Reference for transformation period integrals into elliptic integrals

Question

The theory of elliptic functions tells us that any elliptic curve defined by a cubic $y^2 = 4(x - e_1(x - e_2)(x - e_3)$ with distinct roots is isomorphic to the quotient $\mathbb{C}$ by a lattice. The periods of this lattice can be found by evaluating the period integrals $$\int_{\infty}^{e_1}[(x - e_1)(x - e_2)(x - e_3)]^{-1/2}dx$$ and $$\int_{e_1}^{e_3}[(x - e_1)(x - e_2)(x - e_3)]^{-1/2}dx.$$ My understanding is that to actually calculate these integrals, one performs a transformation which turns them into complete elliptic integrals of the first kind $$K(k) = \int_{0}^{\pi/2}\frac{d\theta}{\sqrt{1 - k^2\sin^2\theta}},$$ which are given by the Gaussian hypergeometric series. Does anyone have a reference for the change of variables required to convert the period integrals into the elliptic integral?

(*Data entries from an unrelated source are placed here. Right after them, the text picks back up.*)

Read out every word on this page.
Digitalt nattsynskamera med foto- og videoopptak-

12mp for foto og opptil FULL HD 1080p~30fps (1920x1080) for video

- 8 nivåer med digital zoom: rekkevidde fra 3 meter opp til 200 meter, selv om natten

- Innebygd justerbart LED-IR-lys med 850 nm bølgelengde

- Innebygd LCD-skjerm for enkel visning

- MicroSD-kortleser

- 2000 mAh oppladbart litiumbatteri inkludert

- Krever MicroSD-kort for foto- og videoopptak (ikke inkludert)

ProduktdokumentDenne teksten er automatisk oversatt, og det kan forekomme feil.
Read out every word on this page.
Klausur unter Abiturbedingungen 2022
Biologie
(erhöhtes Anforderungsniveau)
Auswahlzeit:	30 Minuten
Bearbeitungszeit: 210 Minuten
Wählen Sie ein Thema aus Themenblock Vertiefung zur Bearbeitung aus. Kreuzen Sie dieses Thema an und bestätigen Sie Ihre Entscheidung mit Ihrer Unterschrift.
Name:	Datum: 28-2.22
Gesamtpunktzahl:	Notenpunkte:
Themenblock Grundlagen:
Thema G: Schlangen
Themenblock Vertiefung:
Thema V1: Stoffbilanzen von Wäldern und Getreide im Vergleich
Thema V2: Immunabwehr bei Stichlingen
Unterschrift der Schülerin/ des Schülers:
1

Thanks!

Answer 1

Not sure this is want you want, but

$\sin \theta = t, d \theta = \frac{dt}{ \sqrt{1-t^2}}$ so you get $$\int_0^{\pi / 2} \frac{d \theta}{\sqrt{1-k^2 \sin^2 \theta}} = \int_0^1 \frac{dt}{\sqrt{(1-k^2 t^2)(1-t^2)}}$$ Then $t = \sqrt{u}, dt = \frac{du}{2 \sqrt{u}}$ $$\int_0^1 \frac{dt}{\sqrt{(1-k^2 t^2)(1-t^2)}}=\int_0^1 \frac{du}{2\sqrt{u(1-k^2 u)(1-u)}}$$ With the correct change of variable you should be able to reduce $(x-e_1)(x-e_2)(x-e^3)$ to $u(1-k^2 u)(1-u)$.

Also take a look at "the Pentagonal Number Theorem and Modular Forms" for a larger picture.